Until Lone spies her dancing. She says his doing so robs her of her ability to dance and forces her into a prudish, strict life:

To dance alone where no one knew, that was the single thing I hid to myself when I was known as Miss Kew, that Victorian, older than her years, later than her time; correct and starched, lace and linen and lonely. Now indeed I would be all they said, through and through, forever and ever, because he had robbed me of the one thing I dared to keep secret. (2.11.6)

She can't overcome Mr. Kew's philosophy, stuck in her starched clothes and prim and proper behavior.

She reads books for Lone, following his orders to help him understand what his gestalt organism might be. She's helpful, but it's not anything that inspires Lone to show her love. Sad.

But Lone does leave her with something. He reads her mind, as she requests, and tells her she is a "mishmash" inside. She fears men, and Lone sees that she hates women for knowing something she doesn't.

That something is the knowledge of what sex is like.
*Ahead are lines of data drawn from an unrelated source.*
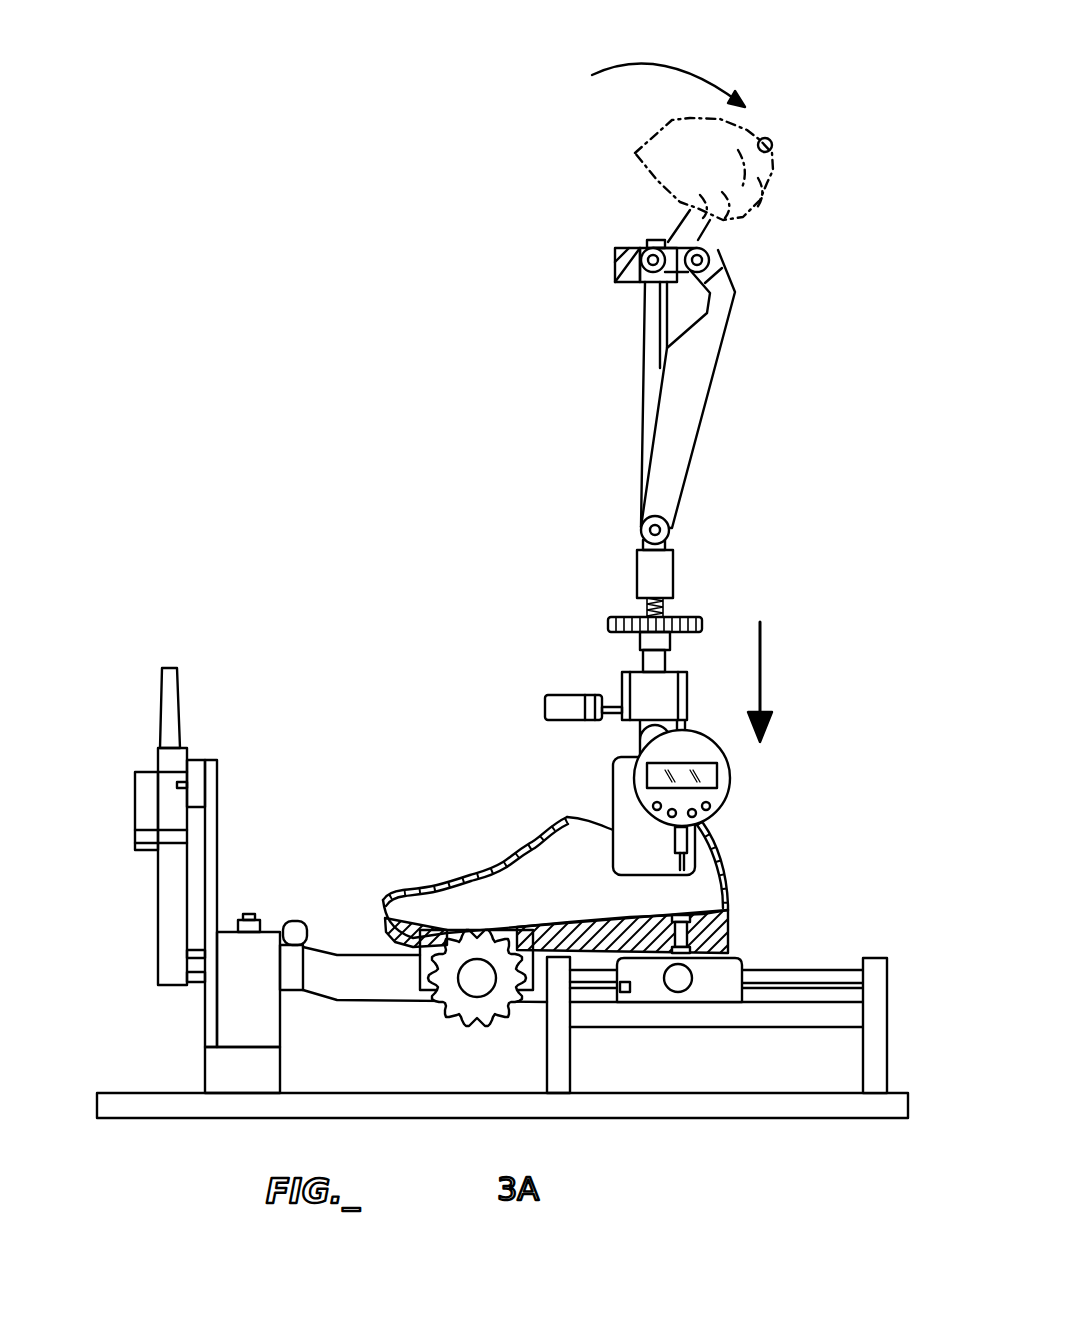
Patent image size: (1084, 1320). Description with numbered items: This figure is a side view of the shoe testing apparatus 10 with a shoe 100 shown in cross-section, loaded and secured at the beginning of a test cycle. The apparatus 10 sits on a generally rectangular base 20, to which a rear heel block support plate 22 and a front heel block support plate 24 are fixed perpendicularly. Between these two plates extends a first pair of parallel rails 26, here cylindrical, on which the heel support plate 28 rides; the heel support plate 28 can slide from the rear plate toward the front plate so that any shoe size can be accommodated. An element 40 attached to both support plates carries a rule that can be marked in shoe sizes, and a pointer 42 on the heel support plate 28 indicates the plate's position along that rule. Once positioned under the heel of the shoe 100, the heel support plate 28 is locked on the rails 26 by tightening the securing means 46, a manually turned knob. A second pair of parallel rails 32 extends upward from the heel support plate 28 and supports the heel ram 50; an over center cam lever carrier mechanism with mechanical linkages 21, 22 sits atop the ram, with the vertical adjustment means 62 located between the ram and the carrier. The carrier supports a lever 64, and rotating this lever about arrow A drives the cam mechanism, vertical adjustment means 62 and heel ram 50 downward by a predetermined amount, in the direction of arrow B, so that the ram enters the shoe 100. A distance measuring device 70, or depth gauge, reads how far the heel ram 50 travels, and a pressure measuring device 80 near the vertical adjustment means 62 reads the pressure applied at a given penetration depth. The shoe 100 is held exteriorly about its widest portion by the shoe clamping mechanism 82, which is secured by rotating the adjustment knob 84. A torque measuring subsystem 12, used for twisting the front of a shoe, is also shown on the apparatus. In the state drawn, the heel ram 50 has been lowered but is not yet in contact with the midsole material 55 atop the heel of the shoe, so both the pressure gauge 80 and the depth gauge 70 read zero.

The shoe testing apparatus 10 is at (460, 622).
The torque measuring subsystem 12 is at (135, 847).
The base 20 is at (440, 1108).
The mechanical linkage 21 is at (683, 385).
The rear heel block support plate 22 is at (663, 538).
The front heel block support plate 24 is at (550, 1052).
The first pair of parallel rails 26 is at (803, 975).
The heel support plate 28 is at (701, 997).
The second pair of parallel rails 32 is at (650, 315).
The rule element 40 is at (687, 1018).
The pointer 42 is at (626, 988).
The securing means 46 is at (685, 982).
The heel ram 50 is at (613, 860).
The midsole material 55 is at (644, 899).
The vertical adjustment means 62 is at (607, 622).
The lever 64 is at (690, 233).
The distance measuring device 70 is at (733, 787).
The pressure measuring device 80 is at (538, 705).
The shoe clamping mechanism 82 is at (385, 946).
The adjustment knob 84 is at (447, 1017).
The shoe 100 is at (460, 865).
Soon after saying she'll likely want to do something for him someday, Lone takes her virginity, as she wants him to, showing her what sex is. That is their last interaction. Bow chicka bow wow.

Library Land

After Lone dies, Alicia takes in Gerry and the other kids of the gestalt, fulfilling his prediction that she'd do something for him someday.
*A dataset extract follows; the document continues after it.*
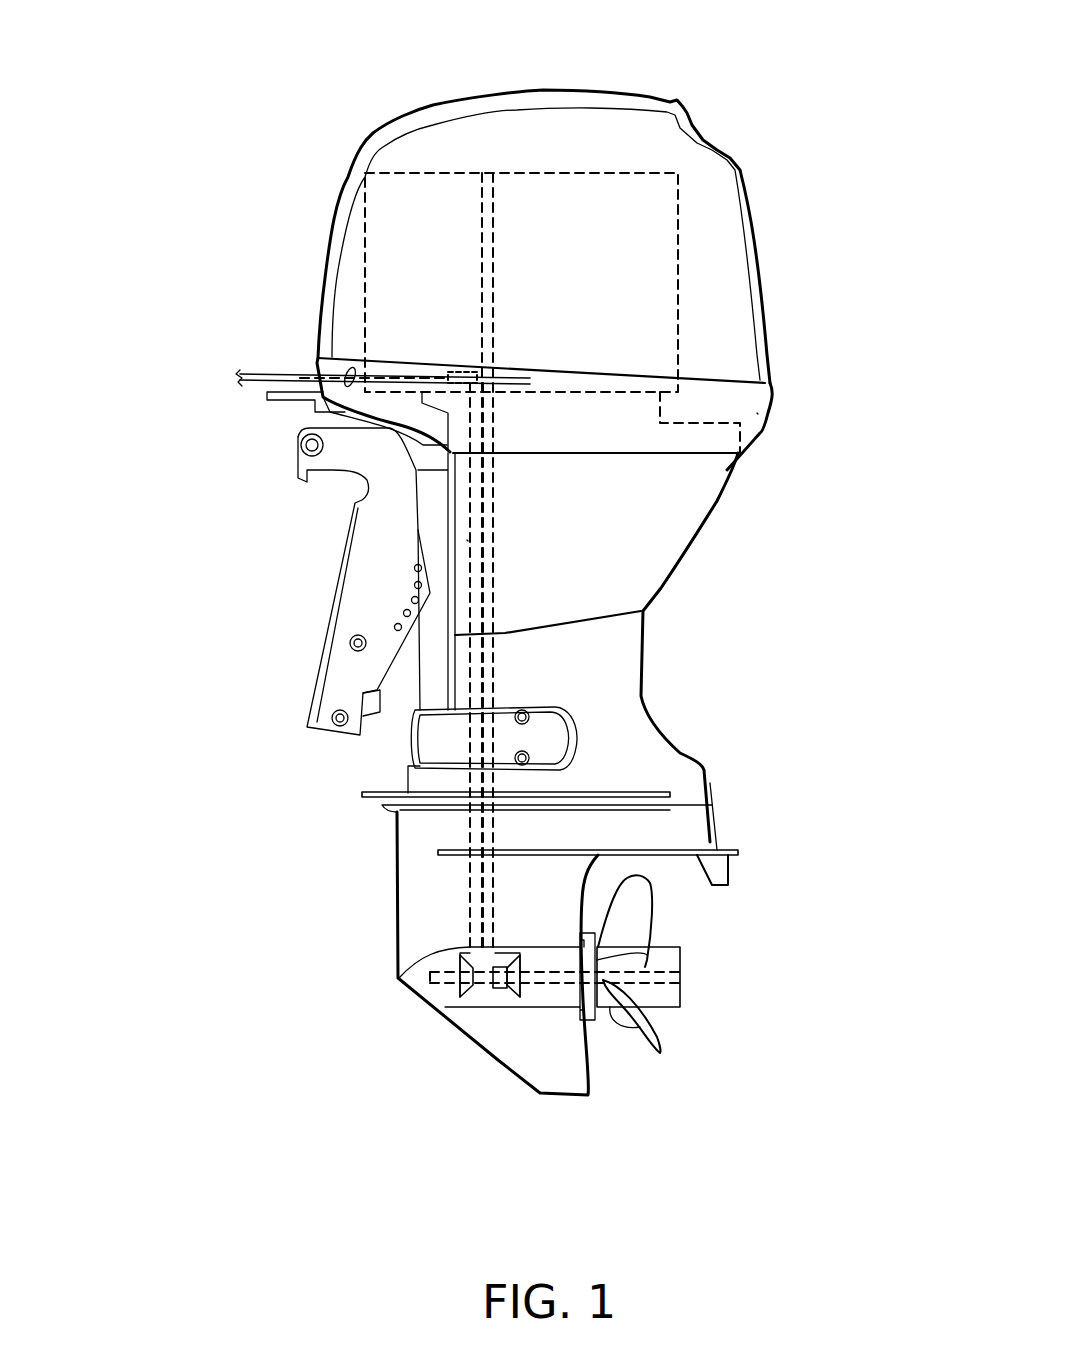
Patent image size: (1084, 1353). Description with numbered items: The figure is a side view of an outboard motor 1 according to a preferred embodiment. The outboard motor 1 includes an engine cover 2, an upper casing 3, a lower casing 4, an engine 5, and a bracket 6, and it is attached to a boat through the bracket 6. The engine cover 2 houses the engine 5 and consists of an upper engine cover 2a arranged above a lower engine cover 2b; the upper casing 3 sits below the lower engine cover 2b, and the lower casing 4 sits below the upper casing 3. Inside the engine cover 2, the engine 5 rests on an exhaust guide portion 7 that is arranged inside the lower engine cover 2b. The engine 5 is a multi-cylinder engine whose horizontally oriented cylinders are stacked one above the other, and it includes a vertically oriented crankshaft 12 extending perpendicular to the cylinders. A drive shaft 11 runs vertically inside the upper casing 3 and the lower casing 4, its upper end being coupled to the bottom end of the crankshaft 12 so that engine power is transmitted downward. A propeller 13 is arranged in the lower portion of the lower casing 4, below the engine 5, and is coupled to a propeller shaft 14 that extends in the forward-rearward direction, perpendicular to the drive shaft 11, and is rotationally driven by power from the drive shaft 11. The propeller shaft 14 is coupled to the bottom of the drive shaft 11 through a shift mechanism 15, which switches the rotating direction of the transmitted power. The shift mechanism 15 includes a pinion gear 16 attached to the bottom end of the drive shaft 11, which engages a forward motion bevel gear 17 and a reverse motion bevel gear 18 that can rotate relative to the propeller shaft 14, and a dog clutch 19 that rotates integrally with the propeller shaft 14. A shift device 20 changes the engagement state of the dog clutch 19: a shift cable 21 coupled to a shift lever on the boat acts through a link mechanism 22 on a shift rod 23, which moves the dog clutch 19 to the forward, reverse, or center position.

When the kids first arrive, she takes Gerry into her library. Yep, the same type of room where her father abused her and killed himself. We'll guess that she probably doesn't recognize the similarity.

Gerry probes her mind in the library, witnessing the scene in her mind of Lone, his father figure, taking her virginity years back. Gerry screams. She comforts him, but the eleven-year-old boy blocks out the knowledge. Given how she denies the existence of the kids' mind-powers, she must not remember all that Lone had told her about the nature of the gestalt, though that information is stored somewhere in her mind and is available to Gerry's probe.
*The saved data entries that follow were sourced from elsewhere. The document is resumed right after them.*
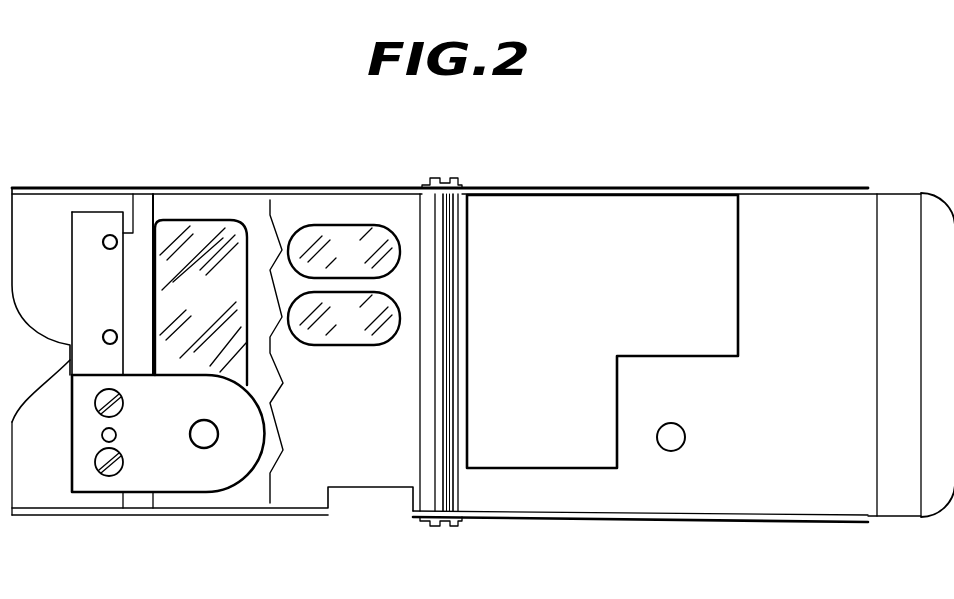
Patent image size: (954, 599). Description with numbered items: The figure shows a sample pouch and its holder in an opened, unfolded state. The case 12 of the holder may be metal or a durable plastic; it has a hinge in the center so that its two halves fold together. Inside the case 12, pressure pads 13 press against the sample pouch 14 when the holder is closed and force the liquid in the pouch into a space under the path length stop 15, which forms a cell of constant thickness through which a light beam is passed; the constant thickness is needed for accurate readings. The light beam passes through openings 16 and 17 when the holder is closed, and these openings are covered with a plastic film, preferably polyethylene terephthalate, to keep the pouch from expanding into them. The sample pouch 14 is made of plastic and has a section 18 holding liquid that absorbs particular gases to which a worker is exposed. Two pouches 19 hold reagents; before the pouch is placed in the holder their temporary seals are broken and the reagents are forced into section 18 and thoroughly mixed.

The case 12 is at (803, 371).
The pressure pads 13 is at (663, 358).
The sample pouch 14 is at (356, 401).
The path length stop 15 is at (175, 473).
The opening 16 is at (212, 447).
The opening 17 is at (685, 437).
The section 18 is at (209, 307).
The pouches 19 is at (358, 261).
All in the library. It's as if Miss Alicia Kew is unable to leave that other library where her father abused her when she was younger.

Kew Philosophy 2.0?

Alicia tries to instruct the kids as her father once instructed her, only a tad less crazy. She corrects their grammar and tells them to behave like little ladies and gentlemen. Her stiff rules are the opposite of the organic, natural, even lively spirit of bleshing and the gestalt. That's why Gerry feels she's killing who he truly is. Not to mention that she literally tries to take Baby away and segregate the twins.

A new Kew family with Gerry and the kids as its members is doomed to failure. Something's got to give.

Gerry murders Miss Kew, and that's Alicia's terrible end. Another one bites the dust.